Change Windows And Rollback
Pick a low-traffic window for risky work and mark it on a calendar. Before you start, save a backup and write a one-line rollback plan. After you finish, post a short note in your change log: what changed, who pressed the keys, and what you watched to confirm success. This simple habit turns scattered tweaks into a trackable program.
Records And Evidence You Should Keep
Registration is as much proof as setup. A tidy record can save days during an outage or review. Keep the items below and you will thank yourself later.
- Address plan with VLAN tags and who owns each range.
- Inventory of routers, switches, access points, and firewalls with serials.
- Wifi SSIDs, auth methods, and rotation dates.
- Copies of peering letters, RIR approvals, ROAs, and IRR objects.
- Backups of running configs and a short guide on how to restore them.
- List of monitoring checks and alert contacts.
Common Roadblocks And Quick Fixes
Captive Portal Loop
Set correct DNS on the guest VLAN and allow the portal’s walled-garden domains. Clear device caches or use a fresh browser session to test.
NAT Breaks A Vendor Tunnel
Place that traffic in a no-NAT rule or give the device a public address on a separate interface.
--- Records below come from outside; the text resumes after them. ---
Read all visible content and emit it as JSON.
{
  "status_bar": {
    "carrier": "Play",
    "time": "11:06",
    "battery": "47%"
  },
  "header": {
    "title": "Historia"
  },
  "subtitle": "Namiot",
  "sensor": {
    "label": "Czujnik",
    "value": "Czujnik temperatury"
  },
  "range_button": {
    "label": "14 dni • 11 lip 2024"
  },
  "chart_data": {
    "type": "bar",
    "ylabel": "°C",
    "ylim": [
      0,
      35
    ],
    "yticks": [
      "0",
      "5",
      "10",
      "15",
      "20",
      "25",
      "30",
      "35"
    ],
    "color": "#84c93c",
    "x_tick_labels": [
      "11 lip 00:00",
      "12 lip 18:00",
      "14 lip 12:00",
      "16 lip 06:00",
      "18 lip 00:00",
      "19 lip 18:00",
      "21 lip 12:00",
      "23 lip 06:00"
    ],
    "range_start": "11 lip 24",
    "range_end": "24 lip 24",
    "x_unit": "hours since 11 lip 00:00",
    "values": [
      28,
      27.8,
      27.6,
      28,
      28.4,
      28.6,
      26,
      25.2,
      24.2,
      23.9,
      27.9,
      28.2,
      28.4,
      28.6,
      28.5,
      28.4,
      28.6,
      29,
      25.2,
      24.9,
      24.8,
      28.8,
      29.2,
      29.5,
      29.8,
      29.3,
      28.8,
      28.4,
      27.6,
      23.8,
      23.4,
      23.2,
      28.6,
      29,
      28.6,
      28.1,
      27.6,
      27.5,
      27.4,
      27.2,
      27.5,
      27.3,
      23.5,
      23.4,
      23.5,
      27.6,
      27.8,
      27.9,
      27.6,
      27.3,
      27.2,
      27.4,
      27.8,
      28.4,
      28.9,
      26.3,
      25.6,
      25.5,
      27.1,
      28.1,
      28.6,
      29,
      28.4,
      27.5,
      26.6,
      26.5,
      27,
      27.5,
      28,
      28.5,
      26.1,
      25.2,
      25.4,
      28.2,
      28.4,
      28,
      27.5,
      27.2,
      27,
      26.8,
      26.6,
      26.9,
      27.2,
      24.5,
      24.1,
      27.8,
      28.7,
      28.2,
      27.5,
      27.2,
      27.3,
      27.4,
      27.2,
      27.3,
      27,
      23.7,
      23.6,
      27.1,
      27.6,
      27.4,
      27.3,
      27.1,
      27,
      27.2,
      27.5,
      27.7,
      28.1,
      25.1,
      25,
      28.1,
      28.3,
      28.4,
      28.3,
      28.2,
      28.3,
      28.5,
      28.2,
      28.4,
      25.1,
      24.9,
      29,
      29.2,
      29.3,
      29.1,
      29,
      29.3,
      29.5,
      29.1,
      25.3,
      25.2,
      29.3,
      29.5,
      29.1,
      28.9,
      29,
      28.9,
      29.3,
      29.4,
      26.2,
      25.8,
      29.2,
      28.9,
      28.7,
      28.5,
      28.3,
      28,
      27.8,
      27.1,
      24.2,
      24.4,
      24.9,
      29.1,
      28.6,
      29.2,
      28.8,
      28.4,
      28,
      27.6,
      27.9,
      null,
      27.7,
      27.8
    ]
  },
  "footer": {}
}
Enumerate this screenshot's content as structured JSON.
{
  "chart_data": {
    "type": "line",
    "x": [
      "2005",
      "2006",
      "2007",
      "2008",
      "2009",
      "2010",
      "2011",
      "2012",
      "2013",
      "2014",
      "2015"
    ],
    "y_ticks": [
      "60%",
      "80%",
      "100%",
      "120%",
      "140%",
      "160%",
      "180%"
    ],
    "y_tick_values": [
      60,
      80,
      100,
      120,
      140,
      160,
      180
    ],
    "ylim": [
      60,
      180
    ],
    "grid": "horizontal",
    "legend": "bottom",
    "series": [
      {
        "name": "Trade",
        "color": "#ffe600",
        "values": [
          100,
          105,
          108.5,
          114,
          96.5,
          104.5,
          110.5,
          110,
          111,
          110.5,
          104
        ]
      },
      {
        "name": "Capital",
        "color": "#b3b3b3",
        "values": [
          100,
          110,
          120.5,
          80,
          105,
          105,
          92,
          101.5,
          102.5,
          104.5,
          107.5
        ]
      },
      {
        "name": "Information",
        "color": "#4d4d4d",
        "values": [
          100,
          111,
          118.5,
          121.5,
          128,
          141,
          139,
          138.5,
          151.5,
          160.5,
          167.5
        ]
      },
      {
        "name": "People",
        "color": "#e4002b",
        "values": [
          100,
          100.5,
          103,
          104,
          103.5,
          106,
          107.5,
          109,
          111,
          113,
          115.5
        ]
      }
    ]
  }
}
Match any UDP timeouts the vendor lists.
BGP Will Not Come Up
Check that MD5 secrets match, that timers align, and that your provider sees your LOA. Look for filters that drop your max-length.
Route Rejected For RPKI
Confirm that the ROA covers the exact prefix and length you send. If you changed aggregation, update the ROA first.
Duplicate Address On The LAN
Search DHCP logs for a stale reservation. Scan the subnet for conflicts. Pin static devices to an excluded pool and mark the record.
Public Internet Registration Checklist
| Step | What You Need | Where It Happens |
|---|---|---|
| Open registry account | Org docs, contacts | RIR portal |
| Pick resources | ASN, IPv6, IPv4 plan | RIR portal |
| Justify use | 12-month plan, diagrams | Ticket in portal |
| Receive numbers | ASN, prefixes | Registry email |
| Publish IRR | route, aut-num objects | IRR of choice |
| Create ROAs | Covered prefix, max-len | RPKI dashboard |
| Turn up BGP | Peers, filters, LOA | Edge routers |
| Monitor | Routing and reach checks | NMS, looking glass |
Putting It All Together
You asked how to register a network. The short version is this: write the plan, name things cleanly, pick sane address space, and record each step. If you need Internet presence, add an ASN, IP space, IRR data, and RPKI. Keep proofs where anyone on the team can find them. That is how to register a network in a way that scales from a single office to a global footprint. Share a short checklist with your team and keep a link to diagrams beside every change ticket centrally.